The Ratner Museum in Bethesda



While Bethesda, Maryland, makes an ideal base camp for tours into Washington, D.C., there are places of interest even if you don't leave the city. For anyone with an interest in history and the Bible, the Dennis and Phillip Ratner Museum will hold your attention with a permanent collection of Phillip Ratner's sculpture, paintings and drawings; the museum also contains a gallery on Children's Literature in Art and the Israel Bible Museum.

An artist in multi-media, in Safad, Israel, Phillip Ratner first opened the Israel Bible Museum. While there, he worked on more than 250 pieces of art that had a relationship with the Hebrew Bible. He's a native of Washington, D.C., and has taught in the public schools in the area for 23 years. Dennis Ratner, a co-founder of the Ratner Museum, is also the CEO of Ratner Companies which operates a number of different companies specializing in salons and hair cutting; Ratner Companies owns almost a thousand salons and hires over ten thousand stylists in fourteen states in the U.S., as well as in the United Kingdom.

The Israel Bible Museum features a variety of galleries on Biblical subjects, such as Genesis, King Solomon's Song of Songs from Psalms, Heroes and Heroines of the Bible, Exodus, Bible Stories, and Futures Bible. The art work takes its inspirations from tales about the Creation of Light and Adam and Eve, the Flood, the story of Lot, and so on. A fascinating gallery is the one dedicated to the Futures Bible, in which art work depicts how the various Old Testament stories might look if they were to occur in the future! What might a 21st Century Golden Calf look like? How about a Burning "Bush" Satellite? Or a Hydroponic Mini-Vineyard?

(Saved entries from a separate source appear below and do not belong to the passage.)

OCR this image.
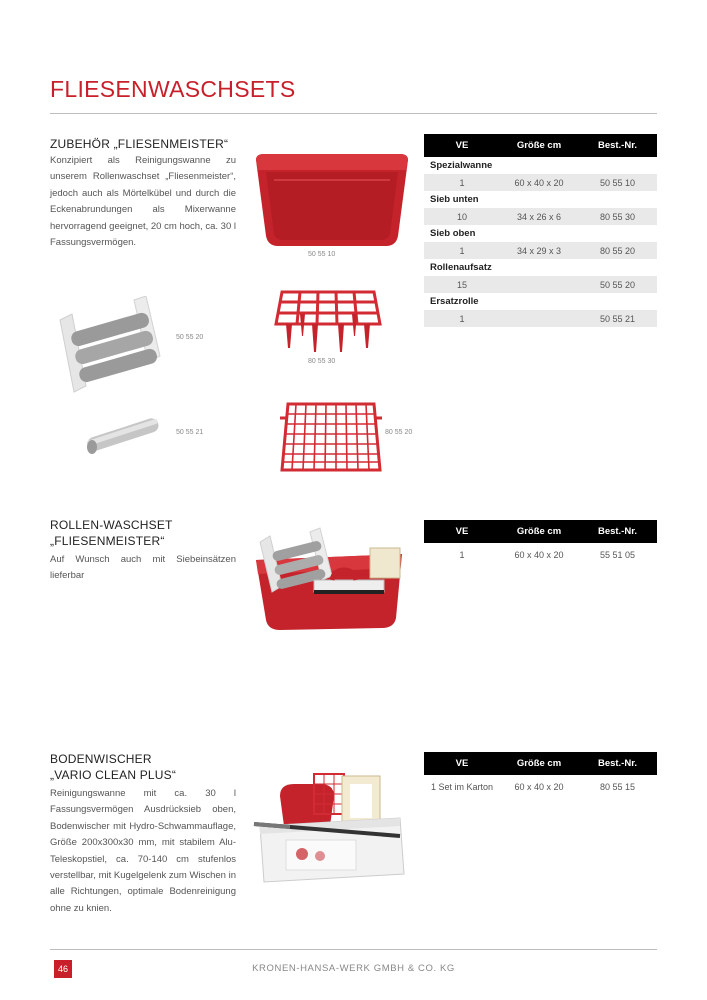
FLIESENWASCHSETS
ZUBEHÖR „FLIESENMEISTER“
Konzipiert als Reinigungswanne zu unserem Rollenwaschset „Fliesenmeister“, jedoch auch als Mörtelkübel und durch die Eckenabrundungen als Mixerwanne hervorragend geeignet, 20 cm hoch, ca. 30 l Fassungsvermögen.
50 55 10
80 55 30
50 55 20
50 55 21	80 55 20
VE	Größe cm	Best.-Nr.
Spezialwanne		
1	60 x 40 x 20	50 55 10
Sieb unten		
10	34 x 26 x 6	80 55 30
Sieb oben		
1	34 x 29 x 3	80 55 20
Rollenaufsatz		
15		50 55 20
Ersatzrolle		
1		50 55 21
ROLLEN-WASCHSET
„FLIESENMEISTER“
Auf Wunsch auch mit Siebeinsätzen lieferbar
VE	Größe cm	Best.-Nr.

1	60 x 40 x 20	55 51 05
BODENWISCHER
„VARIO CLEAN PLUS“
Reinigungswanne mit ca. 30 l Fassungsvermögen Ausdrücksieb oben, Bodenwischer mit Hydro-Schwammauflage, Größe 200x300x30 mm, mit stabilem Alu-Teleskopstiel, ca. 70-140 cm stufenlos verstellbar, mit Kugelgelenk zum Wischen in alle Richtungen, optimale Bodenreinigung ohne zu knien.
VE	Größe cm	Best.-Nr.

1 Set im Karton	60 x 40 x 20	80 55 15
46	KRONEN-HANSA-WERK GMBH & CO. KG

The Gallery for Children's Literature in Art derives its inspiration from classic children's stories, including the following works: Cinderella, Alice in Wonderland, Beauty and the Beast, and The Pied Piper.

The Ratner Museum is open to the public on Sundays from ten in the morning to four thirty in the afternoon, and from Monday to Thursdays from noon to four in the afternoon. It's not open on holidays and closed through all of August. There isn't an admission charge to the museum, although groups of twelve or more will require a reservation. The museum is located at 10001 Old Georgetown Road in Bethesda, and visitors with questions may inquire by calling (301) 897-1518.

If you find yourself in Bethesda and have an interest in exploring an artistic view of the Old Testament, you should investigate the Dennis and Phillip Ratner Museum.